2006 Domaine du Comte Liger-Belair La Romanée Grand Cru

Distinctly aristocratic and sophisticated on the nose, oozing class and breed. Still tightly coiled, but it’s all there: spice, macerated dark berries, violets. I could not stop smiling as I nosed this wine. Dense dark fruit, medium to full-bodied and wonderfully balanced. It has that crescendo I look for in wines of pedigree as it hovers on your palate. Then it just plateaus and persists after it leaves your palate. Truly amazing now, and it will just get better! This gets my vote as the top wine of the entire tasting. Wow.

2007 Domaine du Comte Liger-Belair La Romanée Grand Cru

The lightest coloured of the trio. Are we tasting the same wine? But never judge a book by its cover. The 2007 possesses the most complex nose of the trio. Inviting, open, effortless and classy with an assured confidence. There is no need for any loud theatrics – it shines by virtue of its exquisite elegance, medium-bodied frame and balance. Drinking perfectly and simply on fire today. A shade behind the 2006, but it outperforms the 2008 by a mile.

2008 Domaine du Comte Liger-Belair La Romanée Grand Cru

The youngest La Romanée was caught in an awkward spot. Reluctant despite vigorous swirling, yielding only small hints of what its older 2006 sibling has in abundance. Medium to full-bodied. Slightly clumsy, displaying firm tannins and some earthy salinity with the shortest finish of the trio (although there is still very respectable length). I may be a little harsh on the 2008, but the preceding two wines left me with very lofty expectations! Hope to re-visit this wine in the future.  

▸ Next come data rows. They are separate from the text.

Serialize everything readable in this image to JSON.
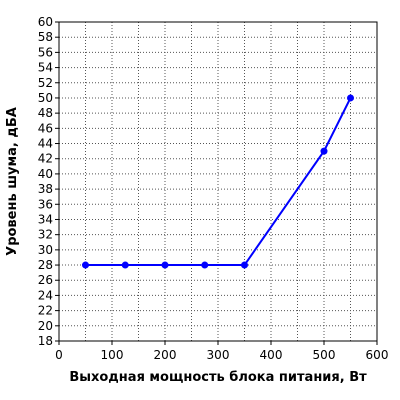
{
  "chart_data": {
    "type": "line",
    "xlabel": "Выходная мощность блока питания, Вт",
    "ylabel": "Уровень шума, дБА",
    "xlim": [
      0,
      600
    ],
    "ylim": [
      18,
      60
    ],
    "x_ticks": [
      "0",
      "100",
      "200",
      "300",
      "400",
      "500",
      "600"
    ],
    "y_ticks": [
      "18",
      "20",
      "22",
      "24",
      "26",
      "28",
      "30",
      "32",
      "34",
      "36",
      "38",
      "40",
      "42",
      "44",
      "46",
      "48",
      "50",
      "52",
      "54",
      "56",
      "58",
      "60"
    ],
    "grid": true,
    "series": [
      {
        "color": "#0000ff",
        "points": [
          {
            "x": 50,
            "y": 28
          },
          {
            "x": 125,
            "y": 28
          },
          {
            "x": 200,
            "y": 28
          },
          {
            "x": 275,
            "y": 28
          },
          {
            "x": 350,
            "y": 28
          },
          {
            "x": 500,
            "y": 43
          },
          {
            "x": 550,
            "y": 50
          }
        ]
      }
    ]
  }
}
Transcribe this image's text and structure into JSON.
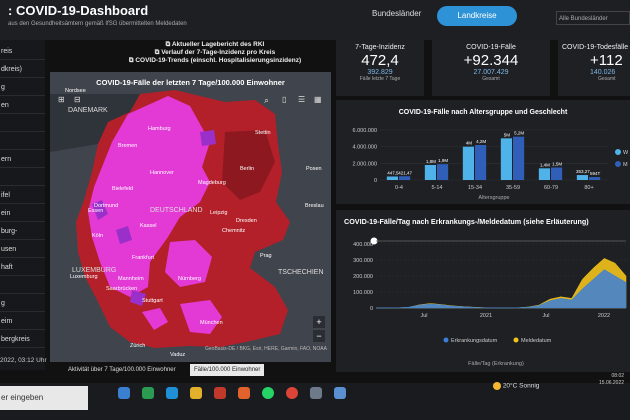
{
  "header": {
    "title": ": COVID-19-Dashboard",
    "subtitle": "aus den Gesundheitsämtern gemäß IfSG übermittelten Meldedaten",
    "btn_bundeslaender": "Bundesländer",
    "btn_landkreise": "Landkreise",
    "select_value": "Alle Bundesländer"
  },
  "sidebar": {
    "items": [
      {
        "label": "reis"
      },
      {
        "label": "dkreis)"
      },
      {
        "label": "g"
      },
      {
        "label": "en"
      },
      {
        "label": ""
      },
      {
        "label": ""
      },
      {
        "label": "ern"
      },
      {
        "label": ""
      },
      {
        "label": "ifel"
      },
      {
        "label": "ein"
      },
      {
        "label": "burg-"
      },
      {
        "label": "usen"
      },
      {
        "label": "haft"
      },
      {
        "label": ""
      },
      {
        "label": "g"
      },
      {
        "label": "eim"
      },
      {
        "label": "bergkreis"
      }
    ],
    "timestamp": "2022, 03:12 Uhr"
  },
  "info_links": [
    "Aktueller Lagebericht des RKI",
    "Verlauf der 7-Tage-Inzidenz pro Kreis",
    "COVID-19-Trends (einschl. Hospitalisierungsinzidenz)"
  ],
  "map": {
    "title": "COVID-19-Fälle der letzten 7 Tage/100.000 Einwohner",
    "attribution": "GeoBasis-DE / BKG, Esri, HERE, Garmin, FAO, NOAA",
    "labels": [
      {
        "text": "Hamburg"
      },
      {
        "text": "Bremen"
      },
      {
        "text": "Stettin"
      },
      {
        "text": "Hannover"
      },
      {
        "text": "Berlin"
      },
      {
        "text": "Posen"
      },
      {
        "text": "Bielefeld"
      },
      {
        "text": "Dortmund"
      },
      {
        "text": "Magdeburg"
      },
      {
        "text": "Essen"
      },
      {
        "text": "DEUTSCHLAND"
      },
      {
        "text": "Leipzig"
      },
      {
        "text": "Kassel"
      },
      {
        "text": "Dresden"
      },
      {
        "text": "Köln"
      },
      {
        "text": "Chemnitz"
      },
      {
        "text": "Frankfurt"
      },
      {
        "text": "Prag"
      },
      {
        "text": "Nürnberg"
      },
      {
        "text": "TSCHECHIEN"
      },
      {
        "text": "Stuttgart"
      },
      {
        "text": "München"
      },
      {
        "text": "Zürich"
      },
      {
        "text": "Vaduz"
      },
      {
        "text": "Mannheim"
      },
      {
        "text": "Saarbrücken"
      },
      {
        "text": "LUXEMBURG"
      },
      {
        "text": "Luxemburg"
      },
      {
        "text": "Nordsee"
      },
      {
        "text": "DANEMARK"
      },
      {
        "text": "Breslau"
      }
    ],
    "tabs": [
      "Aktivität über 7 Tage/100.000 Einwohner",
      "Fälle/100.000 Einwohner"
    ]
  },
  "kpis": [
    {
      "label": "7-Tage-Inzidenz",
      "value": "472,4",
      "sub": "392.829",
      "sub2": "Fälle letzte 7 Tage"
    },
    {
      "label": "COVID-19-Fälle",
      "value": "+92.344",
      "sub": "27.007.429",
      "sub2": "Gesamt"
    },
    {
      "label": "COVID-19-Todesfälle",
      "value": "+112",
      "sub": "140.026",
      "sub2": "Gesamt"
    }
  ],
  "colors": {
    "accent": "#2d93d6",
    "kpi_value_blue": "#7fb8e6",
    "bar_light": "#4fb3ea",
    "bar_dark": "#2f5fb8",
    "map_high": "#b3202a",
    "map_very_high": "#e33ad6",
    "erkrankung": "#3c7fd9",
    "melde": "#f2c21a"
  },
  "chart_data": [
    {
      "type": "bar",
      "title": "COVID-19-Fälle nach Altersgruppe und Geschlecht",
      "xlabel": "Altersgruppe",
      "ylabel": "",
      "categories": [
        "0-4",
        "5-14",
        "15-34",
        "35-59",
        "60-79",
        "80+"
      ],
      "ylim": [
        0,
        6000000
      ],
      "yticks": [
        "6.000.000",
        "4.000.000",
        "2.000.000",
        "0"
      ],
      "series": [
        {
          "name": "W",
          "values": [
            421000,
            1800000,
            4000000,
            5000000,
            1400000,
            594000
          ]
        },
        {
          "name": "M",
          "values": [
            447000,
            1900000,
            4200000,
            5200000,
            1500000,
            353000
          ]
        }
      ],
      "data_labels": [
        "447,5",
        "421,47",
        "1,8M",
        "1,9M",
        "4M",
        "4,2M",
        "5M",
        "5,2M",
        "1,4M",
        "1,5M",
        "353,27",
        "594T"
      ]
    },
    {
      "type": "area",
      "title": "COVID-19-Fälle/Tag nach Erkrankungs-/Meldedatum (siehe Erläuterung)",
      "xlabel": "Fälle/Tag (Erkrankung)",
      "ylabel": "",
      "x_ticks": [
        "Jul",
        "2021",
        "Jul",
        "2022"
      ],
      "ylim": [
        0,
        400000
      ],
      "yticks": [
        "400.000",
        "300.000",
        "200.000",
        "100.000",
        "0"
      ],
      "series": [
        {
          "name": "Erkrankungsdatum",
          "values": [
            200,
            500,
            1500,
            5000,
            18000,
            25000,
            20000,
            12000,
            8000,
            4000,
            1500,
            800,
            600,
            1000,
            5000,
            15000,
            45000,
            60000,
            50000,
            120000,
            180000,
            240000,
            200000,
            160000
          ]
        },
        {
          "name": "Meldedatum",
          "values": [
            200,
            400,
            1200,
            4500,
            20000,
            28000,
            22000,
            14000,
            9000,
            5000,
            1800,
            1000,
            800,
            1200,
            6000,
            18000,
            55000,
            70000,
            60000,
            180000,
            250000,
            310000,
            280000,
            200000
          ]
        }
      ]
    }
  ],
  "taskbar": {
    "search_text": "er eingeben",
    "weather_temp": "20°C",
    "weather_text": "Sonnig",
    "clock_time": "08:02",
    "clock_date": "15.06.2022"
  }
}
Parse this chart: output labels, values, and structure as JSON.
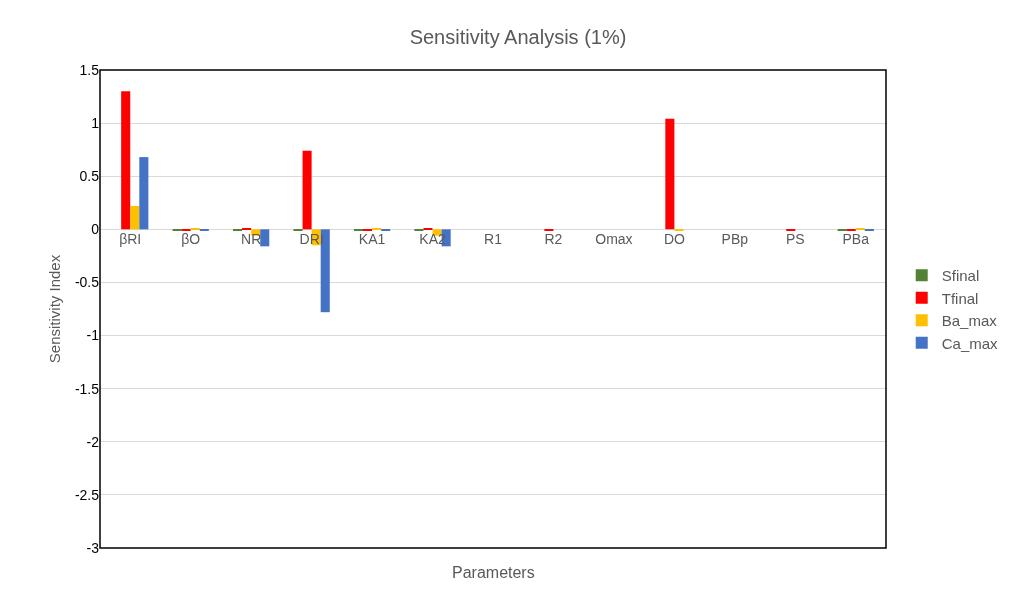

This incredible line up of wines clearly demonstrates why Domaine du Comte Liger-Belair is so highly revered among oenophiles. Their tireless pursuit of perfection coupled with miniscule supply fuels the insatiable global demand and ensuing eye-popping prices. These factors propel their meteoric rise and cult following it now enjoys. In my humble opinion, Domaine du Comte Liger-Belair sits at the same high table of burgundy alongside Domaine de la Romanée Conti, Domaine Leroy & Domaine Armand Rousseau.